FILE: Israeli Defense Minister Moshe Ya'alon attends the weekly cabinet meeting in Jerusalem, Sunday, Oct. 20, 2013.
(AP Photo/Abir Sultan, Pool)

Former defense minister and IDF chief of staff Moshe Ya’alon registered his new party on Wednesday, after the political landscape in Israel underwent seismic shifts in recent days.

After much speculation about his political standing, Ya’alon registered his own party under the name Telem, an acronym for National Statesmanlike Movement.

The announcement came after a number of shake ups in Israeli politics the past week:

On Thursday,  former IDF chief of staff Benny Gantz registered a new political party, "Resilience for Israel", in a first strong signal of his intention to enter politics ahead of Israel's April 9 general elections.

On Saturday, Education Minister Naftali Bennett and Justice Minister Ayelet Shaked said they were quitting the far-right Jewish Home party to found Hayamin He-Hadash which aims to represent the "true right wing," carrying with it nationalistic and Zionist values.

Finally, opposition Labor party leader Avi Gabbay ended his partnership with Hatnuah leader Tzipi Livni and dismantled the Zionist Union alliance on Tuesday.

The breakup, which played out live on television and stunned political veteran Livni, plunges Israel's opposition into further disarray as it struggles to mount a serious challenge to incumbent Prime Minister Benjamin Netanyahu and his right-wing partners.

MENAHEM KAHANA (AFP/File)

Ya’alon on Saturday ruled out the possibility of serving in a government where Netanyahu is Prime Minister.

“I won’t join a coalition headed by Benjamin Netanyahu,” Ya’alon said speaking at a cultural event in Haifa.

Ya’alon added that he would not rule out serving in a government with Netanyahu’s Likud party, as long as he was replaced as the party head and front runner for the prime ministership.

The former defense minister, who served under Netanyahu until he was replaced by Avigdor Liberman in 2016, raised the possibility of a broad coalition consisting of both right and left wing parties.

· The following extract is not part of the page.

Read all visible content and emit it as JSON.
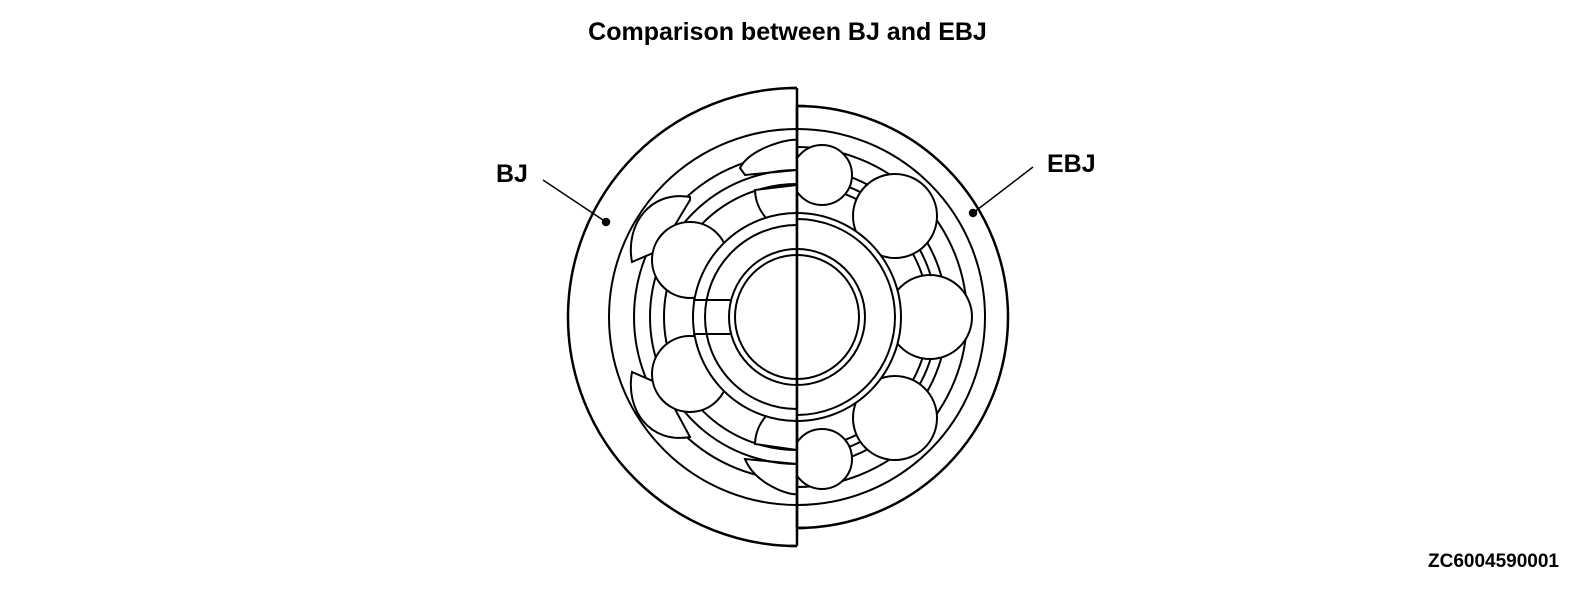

“It is possible to find a broad common camp for (a united front of) what I call a Zionist left, responsible right, and everything in between,” he said.

Gali Tibbon/Pool Photo via AP

According to a number of divergent polls published by Israeli media on Sunday evening, Netanyahu's Likud party was way ahead of its rivals.

Netanyahu, responded to the shakeup in Israeli politics saying that he would not interfere in the division of the left-wing vote.

"I don't interfere in how the left divides its votes. What's important to me is that the right will also establish the next government, and continue to lead the State of Israel. For this, we need to vote only Likud," he said.

Netanyahu faces at least three criminal probes in which police have recommended his indictment for bribery and corruption, leaving the final decision on whether or not he will be indicted up to the attorney general.

If Netanyahu is indicted, he is not required to step down -- only if he is convicted with all appeals exhausted. The Knesset, Israel’s parliament, can ask the prime minister to step down before that process is complete, but if it does not, he can remain in office throughout.